Riley remains resolved and enthused, and she doesn’t see me cry when she hops out of the car the first day and walks in the big doors, carrying all of her supplies in her arms. She doesn’t know I cry again when I see her standing outside in the afternoon, scanning the line of cars for the sight of me. “I just love her so much,” I keep saying to God, those words all I have for so many feelings at once.
And every day this week, when I ask her about her day, she says, “good, really good.” She tells me of gifts and so much grace. The first day, a letter from her favorite teacher; a teacher who moved, a teacher she used to stop to hug every day before school started, placed in her hands by her new homeroom teacher, and in the letter, an address so they can be pen pals. The second day; joy over taking electives, that she will learn about cooking, that she can have fun in PE. The third day, new friends, and old friends she sits by at lunch. Every afternoon, she pulls back the wrapping and shows me more of God’s glory, more of the small things He has multiplied to overflowing.
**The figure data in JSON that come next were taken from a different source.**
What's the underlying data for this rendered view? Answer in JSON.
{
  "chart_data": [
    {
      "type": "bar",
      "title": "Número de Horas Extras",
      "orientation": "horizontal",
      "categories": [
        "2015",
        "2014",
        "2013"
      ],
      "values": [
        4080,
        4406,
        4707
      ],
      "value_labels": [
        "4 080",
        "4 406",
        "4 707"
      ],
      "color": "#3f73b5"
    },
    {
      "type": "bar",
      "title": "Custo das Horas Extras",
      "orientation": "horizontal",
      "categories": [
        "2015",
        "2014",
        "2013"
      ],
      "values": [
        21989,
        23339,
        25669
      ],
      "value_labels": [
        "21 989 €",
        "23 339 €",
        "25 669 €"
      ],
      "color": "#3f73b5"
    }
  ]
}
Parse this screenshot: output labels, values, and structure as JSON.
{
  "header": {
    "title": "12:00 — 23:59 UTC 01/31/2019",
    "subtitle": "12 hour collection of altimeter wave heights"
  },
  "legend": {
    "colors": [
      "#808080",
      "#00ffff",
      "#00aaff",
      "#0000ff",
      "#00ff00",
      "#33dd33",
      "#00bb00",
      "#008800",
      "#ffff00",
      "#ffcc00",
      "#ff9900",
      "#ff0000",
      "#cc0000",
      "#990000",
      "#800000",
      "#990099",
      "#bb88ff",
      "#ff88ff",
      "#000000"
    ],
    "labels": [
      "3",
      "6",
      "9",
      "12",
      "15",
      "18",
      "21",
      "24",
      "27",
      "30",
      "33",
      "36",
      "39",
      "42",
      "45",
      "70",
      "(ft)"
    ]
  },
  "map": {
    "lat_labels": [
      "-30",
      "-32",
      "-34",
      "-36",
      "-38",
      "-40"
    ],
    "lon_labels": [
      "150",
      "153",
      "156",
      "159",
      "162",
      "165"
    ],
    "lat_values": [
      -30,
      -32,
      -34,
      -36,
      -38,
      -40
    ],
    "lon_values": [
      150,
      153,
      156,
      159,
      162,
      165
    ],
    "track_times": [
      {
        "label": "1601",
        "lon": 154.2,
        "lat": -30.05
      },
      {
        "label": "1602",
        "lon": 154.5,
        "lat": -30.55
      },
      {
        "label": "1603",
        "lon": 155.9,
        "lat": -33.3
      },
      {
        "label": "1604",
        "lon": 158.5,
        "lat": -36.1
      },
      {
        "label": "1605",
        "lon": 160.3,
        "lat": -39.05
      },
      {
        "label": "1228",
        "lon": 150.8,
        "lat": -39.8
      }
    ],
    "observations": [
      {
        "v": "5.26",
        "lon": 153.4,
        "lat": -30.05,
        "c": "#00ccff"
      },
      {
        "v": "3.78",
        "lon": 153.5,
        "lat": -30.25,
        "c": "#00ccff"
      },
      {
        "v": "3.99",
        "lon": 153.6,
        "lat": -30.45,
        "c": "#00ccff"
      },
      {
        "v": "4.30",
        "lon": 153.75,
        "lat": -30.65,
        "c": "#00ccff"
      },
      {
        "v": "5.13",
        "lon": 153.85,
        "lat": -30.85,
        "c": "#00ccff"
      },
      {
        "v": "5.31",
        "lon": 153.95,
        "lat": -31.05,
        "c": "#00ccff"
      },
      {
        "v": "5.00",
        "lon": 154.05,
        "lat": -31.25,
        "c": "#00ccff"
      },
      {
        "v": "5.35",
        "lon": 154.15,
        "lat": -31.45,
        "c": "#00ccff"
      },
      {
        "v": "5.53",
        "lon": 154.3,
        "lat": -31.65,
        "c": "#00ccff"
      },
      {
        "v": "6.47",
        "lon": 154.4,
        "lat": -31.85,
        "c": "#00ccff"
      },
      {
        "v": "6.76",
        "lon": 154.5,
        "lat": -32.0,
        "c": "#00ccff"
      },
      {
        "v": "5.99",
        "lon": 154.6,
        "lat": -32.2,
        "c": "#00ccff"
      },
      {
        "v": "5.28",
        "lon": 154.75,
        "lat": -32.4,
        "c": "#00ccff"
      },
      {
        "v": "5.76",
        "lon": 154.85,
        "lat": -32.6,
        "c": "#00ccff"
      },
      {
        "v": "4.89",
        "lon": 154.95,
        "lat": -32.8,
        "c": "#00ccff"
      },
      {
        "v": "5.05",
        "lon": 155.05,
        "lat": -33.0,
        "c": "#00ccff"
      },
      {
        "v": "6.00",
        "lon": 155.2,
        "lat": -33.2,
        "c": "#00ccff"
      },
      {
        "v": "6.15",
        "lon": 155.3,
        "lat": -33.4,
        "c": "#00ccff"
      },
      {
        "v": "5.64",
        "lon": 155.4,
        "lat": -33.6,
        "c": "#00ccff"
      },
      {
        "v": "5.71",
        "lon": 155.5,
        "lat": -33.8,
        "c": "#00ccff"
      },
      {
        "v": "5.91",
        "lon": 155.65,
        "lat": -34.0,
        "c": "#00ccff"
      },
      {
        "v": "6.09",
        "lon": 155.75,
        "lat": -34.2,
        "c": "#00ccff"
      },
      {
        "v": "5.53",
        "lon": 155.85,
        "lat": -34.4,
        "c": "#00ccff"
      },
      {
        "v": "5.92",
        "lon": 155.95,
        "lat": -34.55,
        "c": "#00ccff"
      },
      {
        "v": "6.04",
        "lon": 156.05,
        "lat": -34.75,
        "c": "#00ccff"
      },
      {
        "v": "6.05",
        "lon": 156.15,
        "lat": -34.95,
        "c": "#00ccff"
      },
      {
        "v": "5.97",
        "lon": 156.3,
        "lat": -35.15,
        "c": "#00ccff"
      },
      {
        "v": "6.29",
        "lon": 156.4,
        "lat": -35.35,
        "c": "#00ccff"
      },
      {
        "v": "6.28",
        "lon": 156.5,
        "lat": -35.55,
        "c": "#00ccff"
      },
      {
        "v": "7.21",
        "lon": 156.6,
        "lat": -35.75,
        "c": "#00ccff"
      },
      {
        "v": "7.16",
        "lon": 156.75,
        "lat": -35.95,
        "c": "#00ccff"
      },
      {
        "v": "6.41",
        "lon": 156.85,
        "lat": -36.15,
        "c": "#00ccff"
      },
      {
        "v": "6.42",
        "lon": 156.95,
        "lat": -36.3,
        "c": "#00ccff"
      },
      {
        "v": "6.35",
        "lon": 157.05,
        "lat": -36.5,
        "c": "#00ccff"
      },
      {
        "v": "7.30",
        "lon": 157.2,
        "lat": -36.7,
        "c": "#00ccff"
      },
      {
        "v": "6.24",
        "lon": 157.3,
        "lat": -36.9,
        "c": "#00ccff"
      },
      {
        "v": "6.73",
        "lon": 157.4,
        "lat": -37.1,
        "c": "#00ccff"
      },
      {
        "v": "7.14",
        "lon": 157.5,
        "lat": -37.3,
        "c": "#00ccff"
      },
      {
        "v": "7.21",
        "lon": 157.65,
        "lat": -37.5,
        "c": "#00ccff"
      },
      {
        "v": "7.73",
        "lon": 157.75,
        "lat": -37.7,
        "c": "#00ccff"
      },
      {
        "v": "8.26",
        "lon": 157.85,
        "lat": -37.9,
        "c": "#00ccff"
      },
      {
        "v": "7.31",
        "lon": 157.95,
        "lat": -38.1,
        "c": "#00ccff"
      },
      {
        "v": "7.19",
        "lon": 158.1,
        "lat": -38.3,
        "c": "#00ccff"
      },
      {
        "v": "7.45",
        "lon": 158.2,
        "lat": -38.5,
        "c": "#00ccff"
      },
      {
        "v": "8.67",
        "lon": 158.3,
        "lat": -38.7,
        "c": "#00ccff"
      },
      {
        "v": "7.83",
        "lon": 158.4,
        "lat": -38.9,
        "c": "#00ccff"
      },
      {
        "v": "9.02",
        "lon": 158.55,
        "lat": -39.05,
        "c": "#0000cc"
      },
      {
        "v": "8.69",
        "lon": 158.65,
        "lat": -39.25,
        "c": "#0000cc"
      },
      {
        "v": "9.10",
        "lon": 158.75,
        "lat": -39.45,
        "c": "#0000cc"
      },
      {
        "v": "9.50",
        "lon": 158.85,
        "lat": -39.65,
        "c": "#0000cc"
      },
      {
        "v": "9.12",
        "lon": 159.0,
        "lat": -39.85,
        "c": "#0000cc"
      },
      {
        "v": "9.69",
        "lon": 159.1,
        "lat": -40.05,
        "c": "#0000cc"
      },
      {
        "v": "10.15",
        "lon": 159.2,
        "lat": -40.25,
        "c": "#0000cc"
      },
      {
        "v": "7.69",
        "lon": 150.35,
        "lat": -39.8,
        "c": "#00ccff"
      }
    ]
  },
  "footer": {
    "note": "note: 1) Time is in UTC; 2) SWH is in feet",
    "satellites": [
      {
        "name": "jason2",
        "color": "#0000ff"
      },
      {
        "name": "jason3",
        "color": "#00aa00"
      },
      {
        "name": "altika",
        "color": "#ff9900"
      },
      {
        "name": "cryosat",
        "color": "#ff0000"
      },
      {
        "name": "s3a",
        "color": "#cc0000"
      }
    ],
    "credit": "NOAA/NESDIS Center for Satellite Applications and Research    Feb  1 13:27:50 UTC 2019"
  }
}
And still, the week leaves me bruised and aching, physically, emotionally. Life feels like too much, the responsibilities too great. Beyond all the standard entry paperwork, I work on diabetic care plans, send emails to teachers about epilepsy, try to help Adam communicate beyond complaint. I remember all the emotional battles I fought through these years—the last of elementary, the first of middle—and I pray for my children. I clean and fold and polish, make meal plans and schedules, keep lists. I try not to let all the urgent details keep me from tending to the important things—love, relationships, kingdom now. And some days, I feel like I fail miserably at patience, at hugging enough, at stopping to listen. I feel too small for this life and the living. Truly, I am not enough.
And then, in those moments I reserve just for Him, because without Him I cannot, He touches my eyes, trying again, trying always, to help me see.
Out of a tiny seed grows a mighty tree, a kingdom tree (Luke 13:18,19), and the birds of the air perch in it’s branches. And that same seed is the smallest kernel of faith, faith enough to speak a mountain right into the sea, faith enough for me, even me, to do the impossible (Matthew 17:20).
It is the smallest things surrendered that He multiplies with all the wealth of holy power, so that they become more than we ask or imagine (Ephesians 3:20).
And once upon a time, His feet walked the dusty streets of this weary land, and He said, “Go to the lake and throw out your line,” and the disciples, with no money to pay the temple tax, opened the mouth of the first fish they caught and withdrew a coin (Matthew 17:27). And for a moment, they knew Him as everything they ever needed.
And when I’m seeing small with my tired and weary eyes, He reminds me that nothing completely surrendered is ever too little.
To me, it may look like just a dime, stuck in the nose of a pink fish. But when she surrenders all she has, she has given more than all the others.
And when I surrender all I have, offering it happily, quickly, just there—placing it in His hands—it will be more than enough for all my impossible. Because His grace is sufficient for me, and His power will make it so (2 Corinthians 12:9).